I’m not seeing how the Zillow numbers were good. Their core high-margin business continues to decelerate.

  • their core (high-margin) Premier Agent business was up 2% YoY from $213.7 million to $217.7 million
    • in prior quarters they claimed slowing growth in this business line was from shifting the business model from selling email leads to selling a mix of email & phone leads
    • I think a couple other things hit them though:
      • the TCJA lowering salt deductions caused a slowdown in some of the bubble areas
      • some of the areas that were less bubble driven do not have as efficient of auctions for attention so Zillow is not able to capture as much of the vig on those markets
      • some state & local taxes have went up in a way that more than offset the federal income tax decline
  • Zillow claims they are already getting $200 million a day in dealflow to look through, with an offer to sell every 2 minutes. They refer sellers to local partner agents & in spite of this additional dealflow their Premier Agent business was still only up 2% YoY.
  • There is also an ongoing class-action lawsuit against the NAR which could blow up the 6% commission model.

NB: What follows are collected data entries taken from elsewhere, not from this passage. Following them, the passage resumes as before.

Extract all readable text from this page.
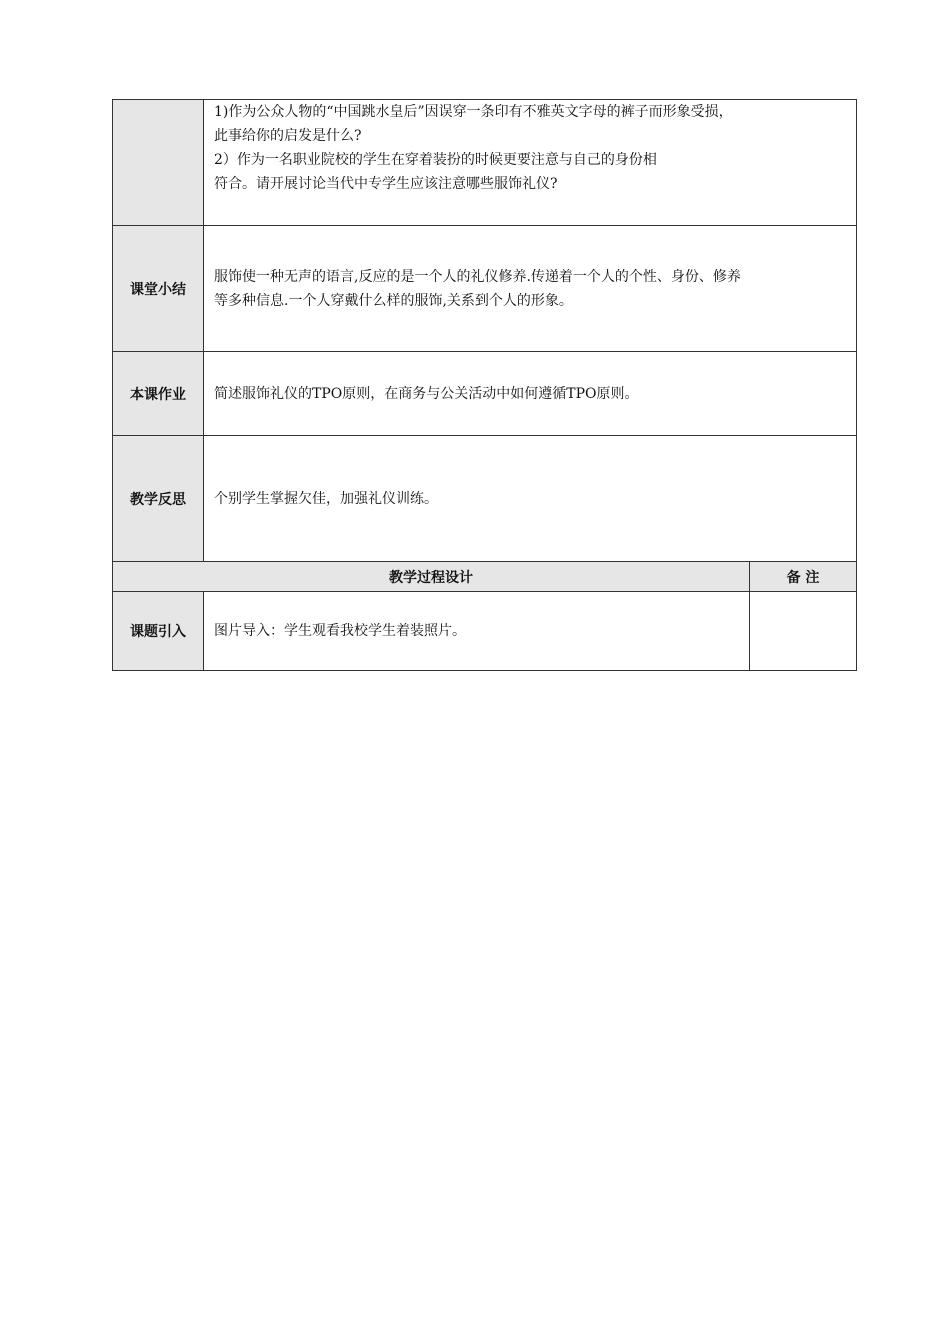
	1)作为公众人物的“中国跳水皇后”因误穿一条印有不雅英文字母的裤子而形象受损，

此事给你的启发是什么?

2）作为一名职业院校的学生在穿着装扮的时候更要注意与自己的身份相

符合。请开展讨论当代中专学生应该注意哪些服饰礼仪?	

课堂小结	服饰使一种无声的语言,反应的是一个人的礼仪修养.传递着一个人的个性、身份、修养

等多种信息.一个人穿戴什么样的服饰,关系到个人的形象。	

本课作业	简述服饰礼仪的TPO原则，在商务与公关活动中如何遵循TPO原则。	

教学反思	个别学生掌握欠佳，加强礼仪训练。	

教学过程设计		备 注
课题引入	图片导入：学生观看我校学生着装照片。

I still see Zillow as having strong value that would be nearly impossible to recreate for less than the cost of buying the company outright. But you would think they would have more growth in their core Realtor-focused ad products given how dominant they are in their category.

Uber opened down about $3 below their IPO price of $45 a share. The wave of startups adding to the stock market could adversely impact aggregate share scarcity.

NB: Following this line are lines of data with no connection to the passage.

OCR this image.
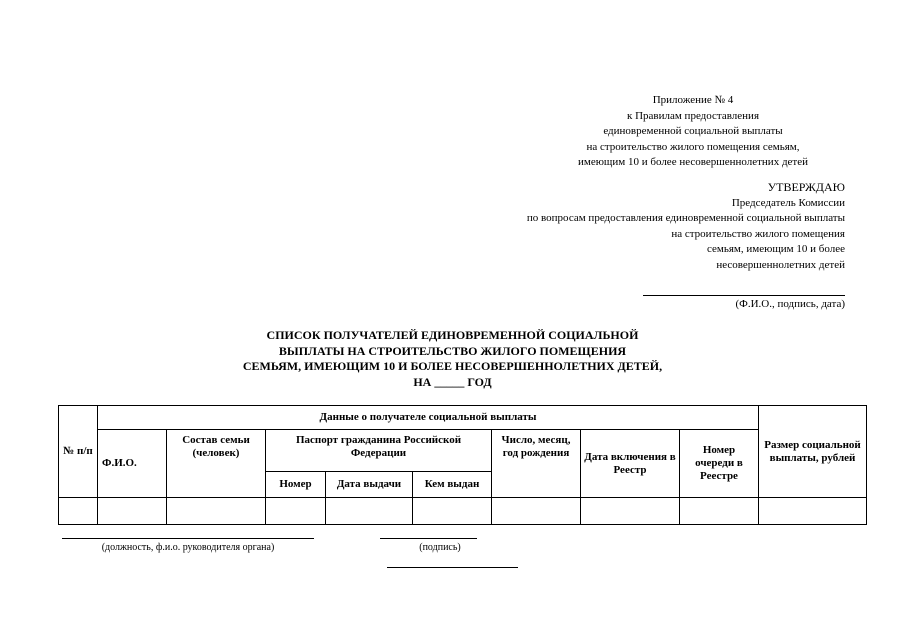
Приложение № 4
к Правилам предоставления
единовременной социальной выплаты
на строительство жилого помещения семьям,
имеющим 10 и более несовершеннолетних детей
УТВЕРЖДАЮ
Председатель Комиссии
по вопросам предоставления единовременной социальной выплаты
на строительство жилого помещения
семьям, имеющим 10 и более
несовершеннолетних детей
(Ф.И.О., подпись, дата)
СПИСОК ПОЛУЧАТЕЛЕЙ ЕДИНОВРЕМЕННОЙ СОЦИАЛЬНОЙ
ВЫПЛАТЫ НА СТРОИТЕЛЬСТВО ЖИЛОГО ПОМЕЩЕНИЯ
СЕМЬЯМ, ИМЕЮЩИМ 10 И БОЛЕЕ НЕСОВЕРШЕННОЛЕТНИХ ДЕТЕЙ,
НА _____ ГОД
№ п/п	Данные о получателе социальной выплаты								Размер социальной выплаты, рублей
	Ф.И.О.	Состав семьи (человек)	Паспорт гражданина Российской Федерации			Число, месяц, год рождения	Дата включения в Реестр	Номер очереди в Реестре	
			Номер	Дата выдачи	Кем выдан				

(должность, ф.и.о. руководителя органа)	(подпись)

If this was just about economic growth, the S&P 500 this cycle would have peaked around 1,850, a thousand points lower than where we are now. … What has been the driver is this near-perfect symmetry we have seen: between a US$4 trillion expansion of the Fed’s balance sheet, a US$4 trillion surge in corporate debt, and US$4 trillion in share buybacks. By creating scarcity in the market for safe securities this cycle, investors were forced to move up the risk curve and this meant tremendous opportunity for CEOs and CIOs to issue gobs of debt to receptive yield-starved investors. And this debt, or at least 25 per cent of the new issuance, went to fund an unprecedented wave of share buybacks.

David Rosenberg

If the trade war goes astray, it could be a market top for some period of time, particularly if Uber has already seen their high.

“Gulf money is notoriously late to the party, purchasing Carlye Group in 2007 at the peak of the credit bubble, and anchor investors in Glencore IPO in 2011 at the peak of the commodity bubble. Now they are “all in” on Uber and opened offices in Silicon Valley to do more. … When the leading company in the hottest sector goes public, it reflects a peak in social mood and usually presents an important inflection point in financial markets. As a rule, insiders sell at the top. … The AOL Time Warner merger in 2000 culminated in the tech crash, the Blackstone IPO in 2007 presaged the 2008 meltdown, and the Glencore listing in 2011 marked the peak in the commodity super-cycle. Uber, we believe, will mark the peak in Silicon Valley and tech valuations.”

Jawad Mian

Update: The stock market turned up late in the day on (bogus) constructive trade talks, but Uber still closed off 7.6% down.

Those who expressed confidence in adverting a trade war based on the (bogus) constructive commentary get to wake up some presidential weekend Tweets stating otherwise.

There’s a very difficult problem with China and the trade situation: They have structured their entire economy around cheating and embedded it into the Community Party, which has top-level control over all of it.

Trying to change that is likely a bridge too far; it would require the Chinese Communist Party, and Xi himself, to acknowledge that (1) what they were doing was and is wrong and (2) they’ll cut it out.

The second you might get.  The first you won’t get.

Communists are never wrong, you see.  They can’t be.  To admit so is to admit their political and economic system is wrong and therefore that other competing ideas might be superior.  Down that road lies their own death and they know it.